Social distance of retweets (%) | 1-day sample | 10-day sample |
---|
1 degree | 86.25 | 83.24 |
2 degrees | 6.92 | 7.11 |
3 degrees | 1.12 | 1.38 |
4 degrees | 0.21 | 0.31 |
5 to 9 degrees | 0.19 | 0.14 |
Disconnected | 4.62 | 7.81 |
Despite the fact that our method to calculate social distances might overestimate them, we found that 94.5% and 91.7% of retweeted tweets in the 1-day and 10-day samples traveled short distances of three or less degrees of separation from the original source (
Figure 2,
Figure 3). In both cases, distances equal to or greater than four degrees were reached by less than 0.4% of retweeted tweets. The remaining portions correspond to retweets made by users not directly connected with the original sender (for example, users who retweeted tweets from lists or public timelines). Hence, even in cases with a significant number of retweets, we find that audiences remain fundamentally local.
Figure 2.
Density plot of social distance travelled by retweeted tweets by number of retweets (1-day sample).
Figure 3.
Density plot of social distance travelled by retweeted tweets by number of retweets (10-day sample).
From the perspective of a theory of diffusion of communication, our findings suggest that, at least in online social networks, propagation does not extend to greater distances even when the mechanism of diffusion does not become weaker at greater distances and the dynamic of link formation and destruction is held constant, such that the reachability of individuals located at greater distances does not change. Consequently, we are inclined to think that network instability and information decay should not be core explanations for the local features that diffusion shows in online domains.
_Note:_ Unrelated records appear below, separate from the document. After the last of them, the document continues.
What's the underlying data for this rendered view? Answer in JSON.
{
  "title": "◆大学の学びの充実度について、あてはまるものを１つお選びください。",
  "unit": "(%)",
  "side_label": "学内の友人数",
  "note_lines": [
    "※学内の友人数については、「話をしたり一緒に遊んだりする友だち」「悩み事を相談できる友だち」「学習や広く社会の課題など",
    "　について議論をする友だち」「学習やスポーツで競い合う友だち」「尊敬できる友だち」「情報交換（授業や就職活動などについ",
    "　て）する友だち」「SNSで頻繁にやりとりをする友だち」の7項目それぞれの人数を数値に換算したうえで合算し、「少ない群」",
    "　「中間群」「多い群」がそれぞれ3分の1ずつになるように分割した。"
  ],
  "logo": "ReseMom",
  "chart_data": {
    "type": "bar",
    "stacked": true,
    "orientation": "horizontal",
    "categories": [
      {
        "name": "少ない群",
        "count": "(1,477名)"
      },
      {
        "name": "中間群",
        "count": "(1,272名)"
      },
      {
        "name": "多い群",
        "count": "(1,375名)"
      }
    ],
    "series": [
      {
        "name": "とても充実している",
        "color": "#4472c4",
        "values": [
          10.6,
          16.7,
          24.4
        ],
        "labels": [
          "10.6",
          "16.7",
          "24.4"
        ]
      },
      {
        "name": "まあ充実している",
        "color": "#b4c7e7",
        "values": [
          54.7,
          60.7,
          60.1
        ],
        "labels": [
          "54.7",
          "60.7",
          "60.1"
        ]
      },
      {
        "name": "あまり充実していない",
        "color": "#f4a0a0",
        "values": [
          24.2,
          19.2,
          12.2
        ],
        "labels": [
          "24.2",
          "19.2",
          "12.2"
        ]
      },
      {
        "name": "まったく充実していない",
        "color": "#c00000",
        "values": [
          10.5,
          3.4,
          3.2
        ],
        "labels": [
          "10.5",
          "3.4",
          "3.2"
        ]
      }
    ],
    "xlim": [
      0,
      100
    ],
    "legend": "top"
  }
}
However, is limited propagation a contagion-like or a homophily-like process? The decline in the diffusion process at further distances could simply be because dissimilar individuals are located at larger social distances from each other. Such a possibility would be consistent with our results and they would imply that the practice of retweeting is a case of homophily rather than social contagion. Nevertheless, recent work [
18,
27] offers contrary evidence, suggesting greater levels of anti-homophily in retweeting behaviors. That is an opened question for further research: To explain why—even in online social networks—diffusion usually stops within roughly three degrees of distance.